Palihapitiya’s comments were obviously incredibly crass and dismissive, and his choice to double down on them when challenged by his co-host only served to make things worse. Had he framed the statement as a commentary on the IOC’s and NBA’s complicit silence on the matter, then the point likely would have been better received. But instead, listeners heard his own personal dismissal of what Amnesty International has labeled as “hundreds of thousands of Muslim minority men and women being subjected to mass internment and torture” since 2017. He didn’t say that world leaders didn’t care and should be doing something — it was that he himself did not care.

In December, President Biden signed the Uyghur Forced Labor Prevention Act, which, according to the U.S. State Department’s press release, “gives the U.S. government new tools to prevent goods made with forced labor in Xinjiang from entering U.S. markets.” The Act passed with shocking ease through a bipartisan House and Senate last month, and the import ban on goods from Xinjiang will officially go into effect this June.

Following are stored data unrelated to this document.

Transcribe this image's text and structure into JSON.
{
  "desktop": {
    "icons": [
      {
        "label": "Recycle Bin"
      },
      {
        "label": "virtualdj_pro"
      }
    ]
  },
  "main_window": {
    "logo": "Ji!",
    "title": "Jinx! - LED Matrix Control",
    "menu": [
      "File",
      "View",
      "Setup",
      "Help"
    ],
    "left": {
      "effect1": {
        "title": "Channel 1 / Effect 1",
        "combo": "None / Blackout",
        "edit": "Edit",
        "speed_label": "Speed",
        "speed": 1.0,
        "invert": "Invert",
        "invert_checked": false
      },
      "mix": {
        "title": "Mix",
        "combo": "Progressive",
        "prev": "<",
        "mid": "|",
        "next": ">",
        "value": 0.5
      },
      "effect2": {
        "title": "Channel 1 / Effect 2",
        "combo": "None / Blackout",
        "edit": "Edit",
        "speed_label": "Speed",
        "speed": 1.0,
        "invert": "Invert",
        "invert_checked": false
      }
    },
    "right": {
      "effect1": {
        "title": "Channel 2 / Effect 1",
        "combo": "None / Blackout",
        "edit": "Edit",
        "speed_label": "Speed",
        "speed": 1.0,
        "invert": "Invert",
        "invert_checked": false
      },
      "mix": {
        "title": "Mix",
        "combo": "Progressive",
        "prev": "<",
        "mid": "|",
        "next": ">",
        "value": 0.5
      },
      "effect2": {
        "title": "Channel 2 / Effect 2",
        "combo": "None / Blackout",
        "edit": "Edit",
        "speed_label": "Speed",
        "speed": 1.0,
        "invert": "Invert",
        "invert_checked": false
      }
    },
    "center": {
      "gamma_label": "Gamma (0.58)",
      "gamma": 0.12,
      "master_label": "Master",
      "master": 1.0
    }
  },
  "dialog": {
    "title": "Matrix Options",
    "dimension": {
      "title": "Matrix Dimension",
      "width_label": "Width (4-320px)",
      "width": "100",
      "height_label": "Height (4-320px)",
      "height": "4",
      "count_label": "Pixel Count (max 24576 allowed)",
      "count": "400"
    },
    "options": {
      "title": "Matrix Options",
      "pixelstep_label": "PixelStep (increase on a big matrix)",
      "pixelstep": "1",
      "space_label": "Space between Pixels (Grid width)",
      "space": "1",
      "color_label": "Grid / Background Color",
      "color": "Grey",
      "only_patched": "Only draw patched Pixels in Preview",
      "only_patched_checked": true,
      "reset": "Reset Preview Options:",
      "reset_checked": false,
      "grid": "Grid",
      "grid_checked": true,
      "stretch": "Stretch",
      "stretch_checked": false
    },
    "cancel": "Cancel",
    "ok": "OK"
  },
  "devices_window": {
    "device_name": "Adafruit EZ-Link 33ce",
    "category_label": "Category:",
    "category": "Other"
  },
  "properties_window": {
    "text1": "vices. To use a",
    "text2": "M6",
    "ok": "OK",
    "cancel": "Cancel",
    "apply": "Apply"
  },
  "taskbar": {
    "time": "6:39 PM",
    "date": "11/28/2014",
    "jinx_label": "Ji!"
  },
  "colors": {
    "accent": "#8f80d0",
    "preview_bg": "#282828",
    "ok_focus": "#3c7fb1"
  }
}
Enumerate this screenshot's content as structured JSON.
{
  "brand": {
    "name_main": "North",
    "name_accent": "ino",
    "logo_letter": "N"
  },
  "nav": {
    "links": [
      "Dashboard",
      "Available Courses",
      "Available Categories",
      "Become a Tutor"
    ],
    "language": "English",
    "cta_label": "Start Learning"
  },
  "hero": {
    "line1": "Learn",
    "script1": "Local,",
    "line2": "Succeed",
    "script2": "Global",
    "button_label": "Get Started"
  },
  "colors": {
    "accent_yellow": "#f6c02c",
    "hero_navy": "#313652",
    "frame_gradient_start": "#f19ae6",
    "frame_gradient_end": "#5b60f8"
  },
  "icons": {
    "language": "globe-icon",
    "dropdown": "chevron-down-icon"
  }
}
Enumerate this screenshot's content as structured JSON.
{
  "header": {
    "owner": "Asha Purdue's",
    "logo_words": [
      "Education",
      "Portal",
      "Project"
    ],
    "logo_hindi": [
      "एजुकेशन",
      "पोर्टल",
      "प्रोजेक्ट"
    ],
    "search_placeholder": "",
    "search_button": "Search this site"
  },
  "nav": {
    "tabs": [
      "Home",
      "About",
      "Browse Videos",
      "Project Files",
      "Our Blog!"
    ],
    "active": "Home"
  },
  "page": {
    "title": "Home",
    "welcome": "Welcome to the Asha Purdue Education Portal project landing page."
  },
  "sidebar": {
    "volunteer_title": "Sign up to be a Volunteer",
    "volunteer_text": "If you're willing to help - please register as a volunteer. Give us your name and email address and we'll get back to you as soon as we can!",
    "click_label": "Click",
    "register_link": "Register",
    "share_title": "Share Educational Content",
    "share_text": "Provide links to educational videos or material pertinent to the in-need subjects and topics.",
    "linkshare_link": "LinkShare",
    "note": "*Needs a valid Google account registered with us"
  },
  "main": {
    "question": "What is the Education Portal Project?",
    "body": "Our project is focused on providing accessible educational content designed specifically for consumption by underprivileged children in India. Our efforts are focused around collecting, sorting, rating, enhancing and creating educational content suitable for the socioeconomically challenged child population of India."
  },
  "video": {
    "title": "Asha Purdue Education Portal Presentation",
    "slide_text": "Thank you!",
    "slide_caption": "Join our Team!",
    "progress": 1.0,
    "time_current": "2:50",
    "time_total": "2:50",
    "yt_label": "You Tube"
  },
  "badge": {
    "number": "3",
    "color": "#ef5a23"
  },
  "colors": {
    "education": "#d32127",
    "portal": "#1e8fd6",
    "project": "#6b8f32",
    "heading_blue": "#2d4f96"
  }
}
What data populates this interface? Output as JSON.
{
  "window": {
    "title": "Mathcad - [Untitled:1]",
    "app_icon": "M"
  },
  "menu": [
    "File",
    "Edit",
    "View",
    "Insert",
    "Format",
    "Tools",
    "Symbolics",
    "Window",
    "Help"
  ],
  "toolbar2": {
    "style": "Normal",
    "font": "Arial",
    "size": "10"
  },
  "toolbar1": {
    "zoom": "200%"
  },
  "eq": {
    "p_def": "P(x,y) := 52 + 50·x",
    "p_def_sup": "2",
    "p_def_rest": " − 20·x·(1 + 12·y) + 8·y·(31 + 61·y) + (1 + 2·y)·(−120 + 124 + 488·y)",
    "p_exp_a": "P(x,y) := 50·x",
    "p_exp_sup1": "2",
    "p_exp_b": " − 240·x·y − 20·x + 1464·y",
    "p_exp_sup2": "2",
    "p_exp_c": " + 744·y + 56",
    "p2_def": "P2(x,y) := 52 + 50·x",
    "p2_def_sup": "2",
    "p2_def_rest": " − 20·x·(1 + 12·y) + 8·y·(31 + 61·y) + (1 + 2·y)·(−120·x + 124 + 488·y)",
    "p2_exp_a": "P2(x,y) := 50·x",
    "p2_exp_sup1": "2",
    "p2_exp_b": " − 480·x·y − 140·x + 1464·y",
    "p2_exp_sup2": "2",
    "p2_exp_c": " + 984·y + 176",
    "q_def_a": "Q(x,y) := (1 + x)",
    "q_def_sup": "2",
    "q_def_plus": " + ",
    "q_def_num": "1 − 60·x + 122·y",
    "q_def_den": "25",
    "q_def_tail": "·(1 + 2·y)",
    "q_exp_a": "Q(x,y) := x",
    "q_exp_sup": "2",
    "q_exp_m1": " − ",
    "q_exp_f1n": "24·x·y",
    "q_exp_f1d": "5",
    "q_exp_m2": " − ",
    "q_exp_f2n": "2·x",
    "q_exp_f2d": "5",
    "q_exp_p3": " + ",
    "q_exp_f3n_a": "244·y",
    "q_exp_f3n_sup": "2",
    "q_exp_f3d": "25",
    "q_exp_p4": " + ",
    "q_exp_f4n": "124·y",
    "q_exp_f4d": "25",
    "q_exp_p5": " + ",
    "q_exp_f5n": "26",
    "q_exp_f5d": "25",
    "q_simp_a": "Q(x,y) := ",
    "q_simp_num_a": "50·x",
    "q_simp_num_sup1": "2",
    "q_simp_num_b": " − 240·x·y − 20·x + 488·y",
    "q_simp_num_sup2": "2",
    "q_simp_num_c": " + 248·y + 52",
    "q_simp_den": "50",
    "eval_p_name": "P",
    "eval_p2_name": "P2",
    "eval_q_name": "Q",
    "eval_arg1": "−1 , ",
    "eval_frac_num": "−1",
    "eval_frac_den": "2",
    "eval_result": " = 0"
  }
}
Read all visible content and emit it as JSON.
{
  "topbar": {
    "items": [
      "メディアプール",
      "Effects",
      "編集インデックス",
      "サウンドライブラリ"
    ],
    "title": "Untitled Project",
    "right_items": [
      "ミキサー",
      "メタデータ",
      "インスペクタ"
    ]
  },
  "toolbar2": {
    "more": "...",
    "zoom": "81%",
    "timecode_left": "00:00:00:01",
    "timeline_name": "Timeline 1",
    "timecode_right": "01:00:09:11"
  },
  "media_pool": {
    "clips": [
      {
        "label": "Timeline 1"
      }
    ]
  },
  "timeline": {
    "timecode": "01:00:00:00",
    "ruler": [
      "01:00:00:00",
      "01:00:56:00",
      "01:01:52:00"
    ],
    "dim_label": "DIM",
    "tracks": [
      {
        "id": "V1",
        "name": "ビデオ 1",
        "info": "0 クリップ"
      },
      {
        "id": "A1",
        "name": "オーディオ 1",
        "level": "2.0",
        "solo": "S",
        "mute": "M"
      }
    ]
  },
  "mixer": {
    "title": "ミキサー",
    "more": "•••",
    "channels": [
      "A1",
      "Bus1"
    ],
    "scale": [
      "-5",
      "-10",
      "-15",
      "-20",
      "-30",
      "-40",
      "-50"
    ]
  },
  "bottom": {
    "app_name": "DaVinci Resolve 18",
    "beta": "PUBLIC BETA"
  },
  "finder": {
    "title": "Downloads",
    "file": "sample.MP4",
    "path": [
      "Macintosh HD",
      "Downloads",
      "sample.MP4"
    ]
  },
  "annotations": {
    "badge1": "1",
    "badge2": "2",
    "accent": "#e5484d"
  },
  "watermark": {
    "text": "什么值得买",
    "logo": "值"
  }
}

For the past few years, figures connected to the NBA have far more frequently made headlines for criticizing China’s human rights record. Celtics player Enes Kanter Freedom has frequently spoken out — to varying degrees of success — against the genocide of the Uyghur Muslims as well as other human rights violations in China. Chinese officials called for Daryl Morey’s termination after he tweeted in support of Hong Kong protests in 2019. The NBA has repeatedly all but taken Palihapitiya’s stance by refusing to support the statements of their athletes and executives. It literally achieved the impossible by somehow getting Ted Cruz and Alexandria Ocasio-Cortez together to criticize its decision to rebuke Morey’s statement in the name of profit, as the Chinese market is huge for the NBA.

Essentially, Palihapitiya said the quiet part of the NBA’s stance out loud, if not officially representing them in that unfortunate moment. The IOC finds itself in a similar situation heading into Beijing, happy to overlook any and all red flags of human rights abuses (see: Peng Shuai) that could possibly hurt their profits from the Olympic Games. Should Palihapitiya be forced to sell his shares when he’s simply investing in an organization that has done everything they can to maintain an economic relationship with China in the face of their own representatives calling for change?